Unfortunately, this trick does not work for all types of entities (especially dentists). It is then necessary to resort to a disambiguation via Schema.org, which we will see later.

Tip N ° 3: Text addressing several different themes within the same page will have more difficulty being “understood” by search engines than texts that focus on a single subject.

Use Schema.org to declare the main entities of a page

We have just seen that it can be really difficult to get the entities of a text to be correctly detected by Google by relying only on the editorial quality. In the event of a lack of context, of the multiplicity of topics covered on the page, or even of the presence or absence of certain words, Google’s detection capacity can vary considerably.

Fortunately, there is a miracle solution to explicitly declaring important entities of web content: it is Schema.org .

Schema.org for declaring main entities in a text

This type of Schema uses two particular tags:

  • the About tag , which allows you to declare the main entities of the text (typically those found in the title of the page)
  • the Mentions tag , which allows you to declare secondary entities, those which appear in the first paragraphs, or which are significant in relation to the rest of the site.

In each tag, it will thus be possible to specify, for each important word, the entity that corresponds to it, using the corresponding Wikipedia link.

In this way, the search engines (and particularly Google), will know exactly what are the important entities of the page and thus better index and categorize it.

Tip N ° 4: To secure the indexing of your entities by Google, use Schema.org with the About and Mentions tags on the most important pages of your site.

To learn more about setting up this markup (setting up which can be fully automated by InLinks), the following article will give you an overview of its SEO benefits: https://inlinks.com/help/case-study-does-webpage-schema-about-mentions-improve-rankings/

Conclusion

How to write your SEO content to optimize the detection of entities?

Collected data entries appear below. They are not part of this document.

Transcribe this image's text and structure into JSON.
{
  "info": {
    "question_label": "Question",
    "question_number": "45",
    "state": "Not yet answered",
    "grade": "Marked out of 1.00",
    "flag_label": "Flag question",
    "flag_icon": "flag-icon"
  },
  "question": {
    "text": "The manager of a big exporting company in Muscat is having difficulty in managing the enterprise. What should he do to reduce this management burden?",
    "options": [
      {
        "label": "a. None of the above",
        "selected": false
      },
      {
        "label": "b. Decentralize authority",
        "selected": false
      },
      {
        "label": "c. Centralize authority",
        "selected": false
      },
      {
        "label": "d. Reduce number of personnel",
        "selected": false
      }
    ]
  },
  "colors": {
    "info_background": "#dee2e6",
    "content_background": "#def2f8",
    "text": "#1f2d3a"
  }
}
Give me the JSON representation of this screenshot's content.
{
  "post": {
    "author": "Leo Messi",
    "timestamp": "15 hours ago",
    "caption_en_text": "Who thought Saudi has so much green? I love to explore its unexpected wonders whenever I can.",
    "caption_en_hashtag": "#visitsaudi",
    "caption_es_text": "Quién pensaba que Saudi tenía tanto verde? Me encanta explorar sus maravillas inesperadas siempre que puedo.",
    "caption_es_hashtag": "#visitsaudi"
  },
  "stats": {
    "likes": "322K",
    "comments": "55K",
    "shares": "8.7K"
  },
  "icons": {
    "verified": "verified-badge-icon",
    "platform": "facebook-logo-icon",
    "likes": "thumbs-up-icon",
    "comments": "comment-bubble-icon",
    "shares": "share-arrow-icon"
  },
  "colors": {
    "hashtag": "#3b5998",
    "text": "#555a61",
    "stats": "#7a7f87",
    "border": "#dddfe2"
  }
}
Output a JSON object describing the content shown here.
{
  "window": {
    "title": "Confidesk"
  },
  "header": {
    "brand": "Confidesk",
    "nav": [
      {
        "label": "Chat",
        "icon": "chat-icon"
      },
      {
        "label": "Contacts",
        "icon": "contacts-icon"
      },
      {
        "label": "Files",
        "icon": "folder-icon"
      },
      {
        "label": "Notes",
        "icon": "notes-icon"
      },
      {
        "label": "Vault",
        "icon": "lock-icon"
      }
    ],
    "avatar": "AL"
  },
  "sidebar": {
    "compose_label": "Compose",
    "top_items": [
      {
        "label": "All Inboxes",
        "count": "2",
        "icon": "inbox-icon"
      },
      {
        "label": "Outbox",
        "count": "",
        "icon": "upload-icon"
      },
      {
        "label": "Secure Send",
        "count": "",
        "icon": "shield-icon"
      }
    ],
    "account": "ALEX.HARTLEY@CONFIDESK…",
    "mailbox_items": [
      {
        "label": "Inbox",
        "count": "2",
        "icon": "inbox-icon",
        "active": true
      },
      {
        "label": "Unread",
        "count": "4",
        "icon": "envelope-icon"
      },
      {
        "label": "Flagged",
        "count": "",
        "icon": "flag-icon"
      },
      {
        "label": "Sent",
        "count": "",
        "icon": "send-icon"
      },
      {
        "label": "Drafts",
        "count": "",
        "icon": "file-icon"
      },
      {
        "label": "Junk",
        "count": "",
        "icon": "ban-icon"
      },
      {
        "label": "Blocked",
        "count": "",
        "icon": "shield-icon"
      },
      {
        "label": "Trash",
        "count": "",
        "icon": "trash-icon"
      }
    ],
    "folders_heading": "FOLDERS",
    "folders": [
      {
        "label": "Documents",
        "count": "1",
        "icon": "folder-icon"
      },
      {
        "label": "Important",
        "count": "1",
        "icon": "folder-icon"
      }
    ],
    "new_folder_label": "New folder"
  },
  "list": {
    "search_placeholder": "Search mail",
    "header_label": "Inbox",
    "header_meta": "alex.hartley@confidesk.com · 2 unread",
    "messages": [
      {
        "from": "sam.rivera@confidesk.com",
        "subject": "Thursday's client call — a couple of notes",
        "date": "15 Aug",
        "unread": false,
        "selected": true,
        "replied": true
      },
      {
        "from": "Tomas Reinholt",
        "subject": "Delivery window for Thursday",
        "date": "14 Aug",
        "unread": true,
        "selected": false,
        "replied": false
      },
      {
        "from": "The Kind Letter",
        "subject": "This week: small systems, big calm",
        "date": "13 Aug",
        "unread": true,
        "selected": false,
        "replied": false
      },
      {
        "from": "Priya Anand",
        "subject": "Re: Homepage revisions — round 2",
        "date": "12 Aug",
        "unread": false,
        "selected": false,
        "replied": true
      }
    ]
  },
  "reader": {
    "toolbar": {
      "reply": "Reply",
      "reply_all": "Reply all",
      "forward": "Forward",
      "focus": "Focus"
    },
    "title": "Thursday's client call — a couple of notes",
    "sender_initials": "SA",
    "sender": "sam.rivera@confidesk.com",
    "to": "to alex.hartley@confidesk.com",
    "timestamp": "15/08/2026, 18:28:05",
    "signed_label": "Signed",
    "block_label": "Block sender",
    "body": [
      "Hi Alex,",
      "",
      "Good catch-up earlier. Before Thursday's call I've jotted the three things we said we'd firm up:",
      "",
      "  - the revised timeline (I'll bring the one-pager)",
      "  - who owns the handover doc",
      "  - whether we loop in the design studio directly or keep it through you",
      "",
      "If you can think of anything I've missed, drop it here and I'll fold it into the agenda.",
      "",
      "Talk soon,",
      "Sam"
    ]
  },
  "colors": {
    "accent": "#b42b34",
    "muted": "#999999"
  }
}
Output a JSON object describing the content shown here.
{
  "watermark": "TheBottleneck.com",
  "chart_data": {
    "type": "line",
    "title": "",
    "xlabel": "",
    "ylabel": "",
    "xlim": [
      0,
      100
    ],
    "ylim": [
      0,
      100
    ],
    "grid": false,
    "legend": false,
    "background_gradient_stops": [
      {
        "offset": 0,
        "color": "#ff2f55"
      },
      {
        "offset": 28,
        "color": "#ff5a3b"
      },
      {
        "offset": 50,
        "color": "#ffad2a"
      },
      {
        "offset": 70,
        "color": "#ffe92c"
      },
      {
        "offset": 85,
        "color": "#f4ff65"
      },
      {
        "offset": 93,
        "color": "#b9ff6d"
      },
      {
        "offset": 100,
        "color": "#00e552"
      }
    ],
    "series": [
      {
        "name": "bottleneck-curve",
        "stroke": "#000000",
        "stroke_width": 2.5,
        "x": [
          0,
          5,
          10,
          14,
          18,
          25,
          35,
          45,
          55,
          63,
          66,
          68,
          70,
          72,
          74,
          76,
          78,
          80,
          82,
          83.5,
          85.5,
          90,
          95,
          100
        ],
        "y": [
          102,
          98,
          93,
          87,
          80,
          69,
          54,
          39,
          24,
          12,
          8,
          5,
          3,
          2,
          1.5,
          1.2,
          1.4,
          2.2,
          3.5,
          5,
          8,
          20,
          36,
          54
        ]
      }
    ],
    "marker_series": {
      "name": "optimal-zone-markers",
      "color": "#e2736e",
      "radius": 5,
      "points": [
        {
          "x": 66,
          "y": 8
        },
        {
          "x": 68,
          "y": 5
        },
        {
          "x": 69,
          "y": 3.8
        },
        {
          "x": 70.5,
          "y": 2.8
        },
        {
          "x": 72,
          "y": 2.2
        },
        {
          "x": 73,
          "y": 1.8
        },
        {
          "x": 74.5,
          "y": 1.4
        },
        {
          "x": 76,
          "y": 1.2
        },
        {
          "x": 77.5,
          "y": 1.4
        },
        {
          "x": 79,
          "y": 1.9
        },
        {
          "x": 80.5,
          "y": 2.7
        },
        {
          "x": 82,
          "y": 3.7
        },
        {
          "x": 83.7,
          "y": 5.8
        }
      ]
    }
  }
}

  1. If possible, capitalize your main entities (although this may not be sufficient). Do not use capital letters in your secondary words (especially for titles)
  2. Add contextual entities, linked to your main entity.
  3. Texts addressing several different themes within the same page will have more difficulty to be “understood” by search engines than texts focusing on a single subject.
  4. To secure Google’s indexing of your entities, use Schema.org with the About and Mentions tags on the most important pages of your site.